Randall Robinson spent much of his adult life fighting against systemic racism in every form, including the manner in which Haitian immigrants, shown being brutally apprehended two years ago in Texas, are treated by U.S. presidential administrations, both Democratic and Republican…
Randall Robinson and his wife, Hazel, left America for St. Kitts due in large measure to his beliefs that racism in the United States had morphed from the overt oppression of the Jim Crow era to a more covert—but still potent —form of oppression in the late 20th and early 21st Centuries.
The Robinsons…
In addition to his wife of 36 years, Robinson, 81, leaves to mourn his passing three children, Anika, Jabari and Khalea Robinson. Fitting of a legendary lawyer, lobbyist, and writer, Robinson penned his own epitaph with the following words in his book Makeda:
“…son, you won't need to talk to my headstone in order to talk to me. I won't be there. I'll be in the air and the Earth. I'll be in the stars that light the African heavens. I'll be watchin' over you and your family. My spirit will always be close enough to touch and protect you all. So, do not grieve for me. My body will die, but my soul will live on. For my soul cannot die. Always remember that my soul is the spark of God in me.”

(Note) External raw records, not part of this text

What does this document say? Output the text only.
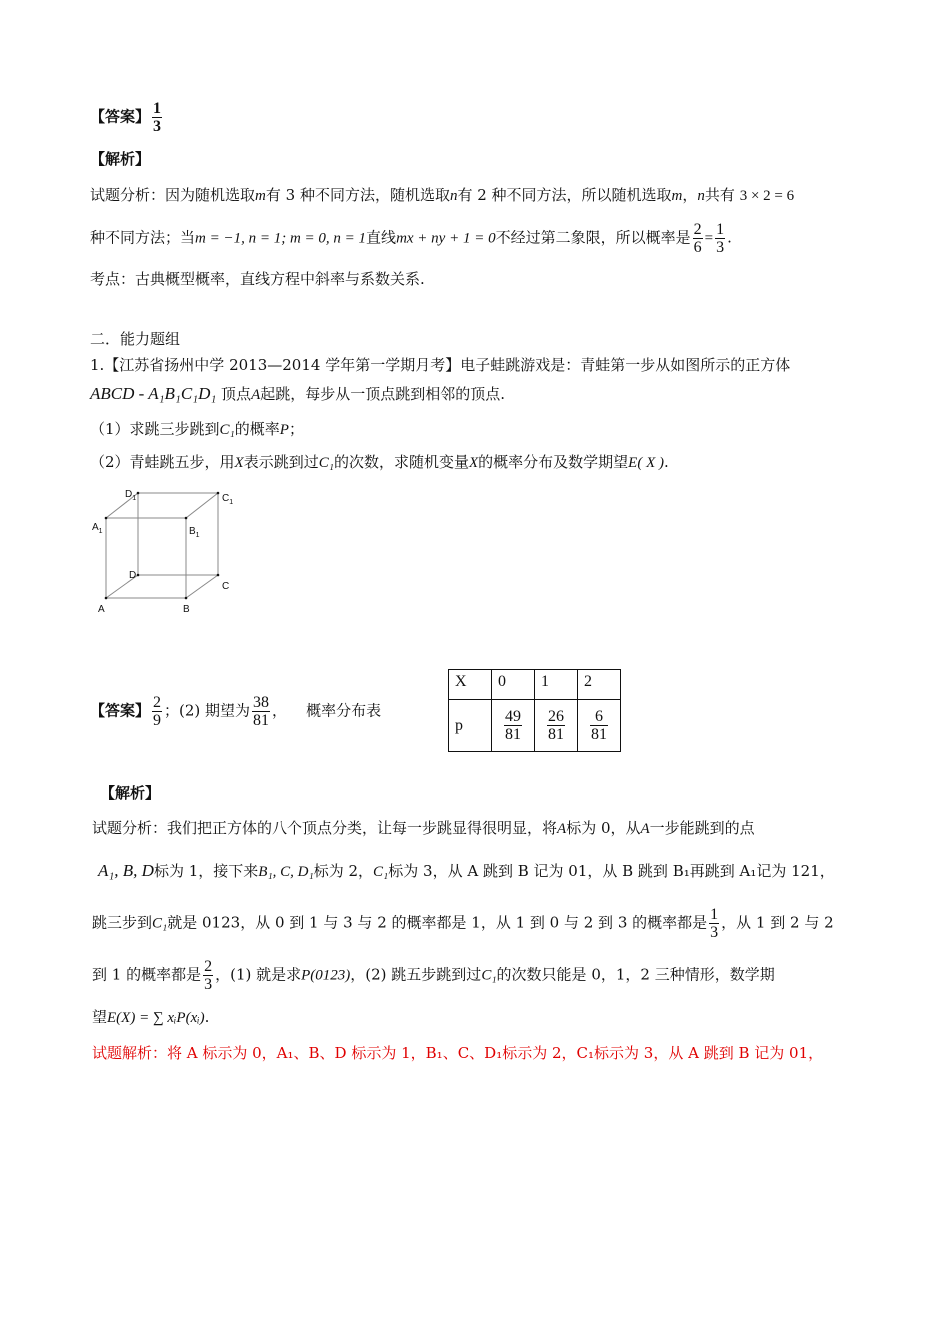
【答案】 $\frac{1}{3}$
【解析】
试题分析：因为随机选取m有 3 种不同方法，随机选取n有 2 种不同方法，所以随机选取m，n共有 3 × 2 = 6
种不同方法；当m = −1, n = 1; m = 0, n = 1直线mx + ny + 1 = 0不经过第二象限，所以概率是 $\frac{2}{6} = \frac{1}{3}$ .
考点：古典概型概率，直线方程中斜率与系数关系.
二．能力题组
1.【江苏省扬州中学 2013—2014 学年第一学期月考】电子蛙跳游戏是：青蛙第一步从如图所示的正方体
ABCD - A₁B₁C₁D₁ 顶点A起跳，每步从一顶点跳到相邻的顶点.
（1）求跳三步跳到C₁的概率P；
（2）青蛙跳五步，用X表示跳到过C₁的次数，求随机变量X的概率分布及数学期望E( X ).
A	B
C
D
$A_1$	$B_1$
$C_1$
$D_1$
【答案】 $\frac{2}{9}$ ；(2) 期望为 $\frac{38}{81}$ ，    概率分布表
X	0	1	2
p	$\frac{49}{81}$	$\frac{26}{81}$	$\frac{6}{81}$
【解析】
试题分析：我们把正方体的八个顶点分类，让每一步跳显得很明显，将A标为 0，从A一步能跳到的点
A₁, B, D标为 1，接下来B₁, C, D₁标为 2，C₁标为 3，从 A 跳到 B 记为 01，从 B 跳到 B₁再跳到 A₁记为 121，
跳三步到C₁就是 0123，从 0 到 1 与 3 与 2 的概率都是 1，从 1 到 0 与 2 到 3 的概率都是 $\frac{1}{3}$ ，从 1 到 2 与 2
到 1 的概率都是 $\frac{2}{3}$ ，(1) 就是求P(0123)，(2) 跳五步跳到过C₁的次数只能是 0，1，2 三种情形，数学期
望E(X) = ∑ xᵢP(xᵢ).
试题解析：将 A 标示为 0，A₁、B、D 标示为 1，B₁、C、D₁标示为 2，C₁标示为 3，从 A 跳到 B 记为 01，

Rest in eternal peace, Mr. Robinson…
Chuck, I so appreciate this piece. Randall Robinson was one of my main reasons for attending Virginia Union University. I loved his organization, TransAfrica and called on it for resources when doing a paper on Apartheid in the 9th grade. The people at TransAfrica were so helpful! Robinson received an honorary doctorate from VUU, when I graduated in 1997. I was able to tell him then how much he inspired me. Thanks again for writing this. His legacy lives!